The husband has not forgiven his daughter and does not recognize his grandson and son-in-law

The husband has not forgiven his daughter and does not recognize his grandson and son-in-law
Photo is illustrative in nature. From open sources.

My husband and I have two grown children. Happyfamily , strongmarriage . But 6 years ago something happened that divided ourlife in terms of “before” and “after”.

Olderdaughter divorced her first husband and leftmarried her lover and gave birth to a son with him. MyThe husband could not understand and accept this. With daughterthe relationship practically faded away. For him, this is a shame and terrible dirt. He didn’t recognize his new son-in-law and didn’t even let him in the door. Same with my grandson. He didn’t recognize his grandson and doesn’t want to see or know his daughter’s family (grandson and son-in-law). I go to them to sit with my grandson and babysit him. I love everyone and try to establish peace in the family, but nothing.

The daughter is terribly worried and crying. I tried to explain to my father, but he refused to understand and listen. Treason ,betrayal , period.

Two years after his daughter’s wedding, he married andson . Now we also have twin granddaughters. The husband simply adores them and dotes on them, but his grandson and son-in-law do not recognize test-antibiotic.com and do not accept them in any way.

The reason, I think, is not only in principles and moral qualities. Firstly,my husband and his sister were abandoned by my own familymother , and he alone carried his family from an early age (little sister and sick grandmother). They lived as best they could. Then there was the first unsuccessful marriage,my wife cheated with her boss and they divorced.

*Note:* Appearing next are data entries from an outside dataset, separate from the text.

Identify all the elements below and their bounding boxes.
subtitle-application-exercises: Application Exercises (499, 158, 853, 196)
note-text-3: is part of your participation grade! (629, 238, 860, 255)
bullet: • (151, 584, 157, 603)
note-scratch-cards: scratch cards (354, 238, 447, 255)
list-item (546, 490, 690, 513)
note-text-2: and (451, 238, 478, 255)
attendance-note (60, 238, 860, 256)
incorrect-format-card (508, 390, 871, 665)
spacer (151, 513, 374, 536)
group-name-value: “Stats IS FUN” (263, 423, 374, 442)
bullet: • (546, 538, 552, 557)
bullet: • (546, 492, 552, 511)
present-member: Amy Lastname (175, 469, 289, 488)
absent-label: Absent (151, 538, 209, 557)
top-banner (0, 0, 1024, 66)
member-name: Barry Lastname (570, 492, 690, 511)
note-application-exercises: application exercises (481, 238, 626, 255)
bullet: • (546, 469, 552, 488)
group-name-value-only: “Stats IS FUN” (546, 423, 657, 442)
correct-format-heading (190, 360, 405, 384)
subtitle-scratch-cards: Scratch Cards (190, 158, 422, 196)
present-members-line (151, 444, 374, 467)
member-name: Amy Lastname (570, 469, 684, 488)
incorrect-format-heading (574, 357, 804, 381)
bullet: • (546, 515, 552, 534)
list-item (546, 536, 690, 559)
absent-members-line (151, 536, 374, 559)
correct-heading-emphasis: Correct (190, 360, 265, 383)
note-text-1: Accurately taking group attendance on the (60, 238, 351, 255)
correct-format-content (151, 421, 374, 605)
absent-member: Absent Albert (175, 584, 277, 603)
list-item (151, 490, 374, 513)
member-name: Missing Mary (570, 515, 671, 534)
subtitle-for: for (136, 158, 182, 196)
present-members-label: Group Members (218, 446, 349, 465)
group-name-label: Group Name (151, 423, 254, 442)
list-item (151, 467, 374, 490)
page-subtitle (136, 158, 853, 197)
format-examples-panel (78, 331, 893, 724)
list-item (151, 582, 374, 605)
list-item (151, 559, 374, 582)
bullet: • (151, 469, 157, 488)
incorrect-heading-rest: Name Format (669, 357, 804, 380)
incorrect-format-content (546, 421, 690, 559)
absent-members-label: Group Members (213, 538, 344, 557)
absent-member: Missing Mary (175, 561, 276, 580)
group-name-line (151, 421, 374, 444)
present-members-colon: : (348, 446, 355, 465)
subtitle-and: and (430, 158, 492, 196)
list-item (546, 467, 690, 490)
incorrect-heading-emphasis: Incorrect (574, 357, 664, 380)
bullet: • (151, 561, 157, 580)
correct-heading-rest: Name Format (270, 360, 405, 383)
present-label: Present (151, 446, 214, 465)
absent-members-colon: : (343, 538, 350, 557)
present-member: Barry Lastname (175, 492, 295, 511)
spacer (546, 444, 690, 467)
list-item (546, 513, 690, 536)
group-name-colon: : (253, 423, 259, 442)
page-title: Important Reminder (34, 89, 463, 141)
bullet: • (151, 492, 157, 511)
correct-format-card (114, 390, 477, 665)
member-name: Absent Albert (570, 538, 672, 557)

Her husband didn’t even go to her funeral many years later. For the husband, these are all traumas that come from the past. She and her daughter communicate, but the husband behaves with restraint, coldness and aloofness. For my daughter, this is all very difficult and painful, but nothing can be changed.

To tell the truth, I have the same views as my husband. Even my new son-in-law should be better off, and even more so in comparison with my former son-in-law. But the daughter and grandson are our children and I have come to terms with her choice and action, or something. But my husband categorically does not accept this. This is how we live.